《人工智能和机器学习需要包容性》--哈尔滨安天科技集团股份有限公司提供

2018-08-08

       如果企业在应用预测分析、人工智能和机器学习方面具有前瞻性思维,那么他们可以使这些技术具有包容性,以便所有人都能使用。

试想一下,如果一个在设计时没有考虑你或者你这样的人的产品主宰了你的日常交互,控制着向你推销什么产品、你如何使用(或不使用)某些产品,影响你与执法机构的交互,甚至决定你的医疗诊断和医疗决策。

人工智能(AI)和机器学习(ML)的核心问题正在凸显。AI算法本质上是嵌入在代码中的意见。在构思、测试和实施过程中,AI可能由于未能包括广泛的观点从而产生、支持或加剧偏见。年龄歧视、残疾歧视、性别歧视和种族歧视正在被嵌入到一些作为“智能”系统基础的服务中,这些系统决定我们被如何分类、营销、服务或歧视。

ML输出与重复的数据、图片和文字关联输入没什么两样。如果这些输入是由一小组同质工程师或产品经理选择的,且没有这个小组之外的人进行细化或审查,则输出结果会有偏差,几乎无法检查底层的逻辑。这意味着训练数据的选择需要涵盖复杂的(而不是单一的)观点。如果这些技术的样本很小且一致,则算法将会从不完整的数据、图片和文字中继承偏差并加强这种偏差。

同质团队、测试和数据会产生问题。以简单的照片识别系统为例,2015年夏天,Google照片应用程序将两张黑人的照片标记为了大猩猩。

还有一些AIML基于数据驱动的见解开发,如果这些数据不够包容,可能会造成破坏性的,甚至危及生命的后果。今年早些时候,澳大利亚阿德莱德大学(University of Adelaide)进行了一项研究,48名参与者都是60岁以上的老人,研究人员使用人工智能技术分析参与者的器官照片,预测哪些人将在5年内死亡,准确率达69%。虽然以这样的准确度进行预测的能力是惊人的,但在分析少量样本时要吸取教训。

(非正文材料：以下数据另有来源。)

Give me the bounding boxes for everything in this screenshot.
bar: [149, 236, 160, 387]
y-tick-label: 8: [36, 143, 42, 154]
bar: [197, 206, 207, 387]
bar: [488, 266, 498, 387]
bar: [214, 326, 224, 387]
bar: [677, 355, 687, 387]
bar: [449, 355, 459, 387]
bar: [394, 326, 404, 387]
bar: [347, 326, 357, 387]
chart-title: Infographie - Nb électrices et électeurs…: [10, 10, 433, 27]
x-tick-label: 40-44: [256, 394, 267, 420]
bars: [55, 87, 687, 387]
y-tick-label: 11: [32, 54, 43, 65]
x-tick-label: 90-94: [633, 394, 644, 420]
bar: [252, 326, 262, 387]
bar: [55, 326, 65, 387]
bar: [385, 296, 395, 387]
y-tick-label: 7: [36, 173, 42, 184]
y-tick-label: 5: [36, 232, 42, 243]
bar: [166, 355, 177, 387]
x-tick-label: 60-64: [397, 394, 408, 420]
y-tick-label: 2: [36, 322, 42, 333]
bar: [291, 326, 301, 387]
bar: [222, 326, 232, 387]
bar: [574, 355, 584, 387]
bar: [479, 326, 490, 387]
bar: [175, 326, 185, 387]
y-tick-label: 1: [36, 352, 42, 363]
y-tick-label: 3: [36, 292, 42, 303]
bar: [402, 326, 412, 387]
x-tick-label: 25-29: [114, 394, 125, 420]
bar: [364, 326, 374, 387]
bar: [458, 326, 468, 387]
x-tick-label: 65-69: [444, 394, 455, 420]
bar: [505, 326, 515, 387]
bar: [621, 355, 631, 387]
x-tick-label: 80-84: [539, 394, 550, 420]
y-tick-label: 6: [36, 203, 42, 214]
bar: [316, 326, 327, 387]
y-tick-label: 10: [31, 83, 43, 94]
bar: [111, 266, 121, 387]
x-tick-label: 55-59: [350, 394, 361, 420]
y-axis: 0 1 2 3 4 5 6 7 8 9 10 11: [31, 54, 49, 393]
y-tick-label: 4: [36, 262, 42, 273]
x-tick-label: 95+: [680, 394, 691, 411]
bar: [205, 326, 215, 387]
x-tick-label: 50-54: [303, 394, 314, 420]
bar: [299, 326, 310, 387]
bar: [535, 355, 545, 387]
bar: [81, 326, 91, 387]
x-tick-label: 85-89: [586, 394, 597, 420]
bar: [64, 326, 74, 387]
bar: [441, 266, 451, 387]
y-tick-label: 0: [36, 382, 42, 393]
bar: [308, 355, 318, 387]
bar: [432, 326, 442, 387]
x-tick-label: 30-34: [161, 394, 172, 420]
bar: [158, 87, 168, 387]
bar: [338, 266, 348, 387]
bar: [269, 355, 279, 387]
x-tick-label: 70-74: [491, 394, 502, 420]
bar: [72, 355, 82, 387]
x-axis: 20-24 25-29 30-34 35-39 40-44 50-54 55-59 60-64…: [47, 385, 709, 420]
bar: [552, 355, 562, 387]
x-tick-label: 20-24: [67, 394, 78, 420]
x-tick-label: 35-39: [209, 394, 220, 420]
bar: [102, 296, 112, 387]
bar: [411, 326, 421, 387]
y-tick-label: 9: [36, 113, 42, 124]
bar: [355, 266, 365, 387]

这些信息可用于ML目的,帮助制定医疗决策并提供建议。但还有个关键问题:参与者是什么种族?这是至关重要的,因为某些种族罹患某些疾病的几率较高,例如黑人女性罹患肌瘤的几率较高,拉丁美洲人群更可能患糖尿病和肝病。如果数据集不包括这类信息,则可能导致不同的治疗结果,包括误诊、无法做出诊断或治疗效果不佳。

AI和ML能够辅助的另一个领域是公共安全和警方执法机构。预测软件(如Hunchlab)使用历史犯罪数据、月相、地点、人口普查数据,甚至专业运动队的日程表来预测犯罪发生的时间和地点。问题在于,历史犯罪数据可能基于不成比例的针对性警方行动,例如主要针对低收入地区的年轻黑人。司法部在密苏里州弗格森的调查结果和旧金山调查结果证实了这一点。如果历史数据显示大多数犯罪和逮捕发生在贫困的少数民族地区,预测技术将加强这些数据,导致这些地区的过度治理持续下去。

智能应用程序也可以决定你如何、何时以及为什么花钱。广告公司正在测试IBM WatsonAI功能,以便为客户推荐感兴趣的产品。例如,通过理解用户在对话中表现出的个性、语气和情绪来实现个性化的推荐——如果这些推荐不会与身份分析混为一谈,那还真是不错。要避免一个可能的结果:应用程序根据你的声音模式确定你更可能来自洛杉矶中南部而非比佛利山庄,因此只为你提供黑人学院和大学的信息。

我们应避免这种情况,创建一个更具包容性的AI,以下是一些能够提供帮助的措施。

组建多元化的团队。如果核心团队中没有能够代表不同类型的客户的成员,你是否可以在其他团队中找到?从其他职能团队中引入多元化员工可以提供更多的视角。如果在公司内部仍然无法找到具有代表性的员工,那么将客户带入开发周期如何呢?你可以在创建用户故事的过程中获得他们的反馈,或让他们参与验收演示。

GoDaddy在创建名为GoCentral的自己动手网站构建器时得到了这一教训。GoCentral包含成千上万的图片,用户可以查询并选择几个相关的图片构建小企业网站的第一个版本。当我们在美国推出这项服务时,几乎所有的“人”图片都显示高加索人的特征。我们的客户服务团队和早期客户立即指出,这不适用于向少数族裔出售的网站。此外,我们计划将产品推向全球,因此只显示白种人的面孔并不具有代表性。团队放弃了这些图片,引入了更多样化的图片。

找到多样化的训练数据集。如果你的目标是为广大受众提供服务,那么扩展数据来源以获得每个细分受众群的足够数据至关重要。随着语音命令用户界面的使用越来越多,有许多人因为命令不被理解而感到沮丧。为什么呢?因为他们有口音。语音服务的早期训练数据大部分来自使用中性口音(如广播员的口音)收集数据的研究人员和大学生(同质群体)。Google的语音识别服务正在扩展训练数据集,为解决导致偏见和服务无法使用的狭窄数据源问题树立了榜样。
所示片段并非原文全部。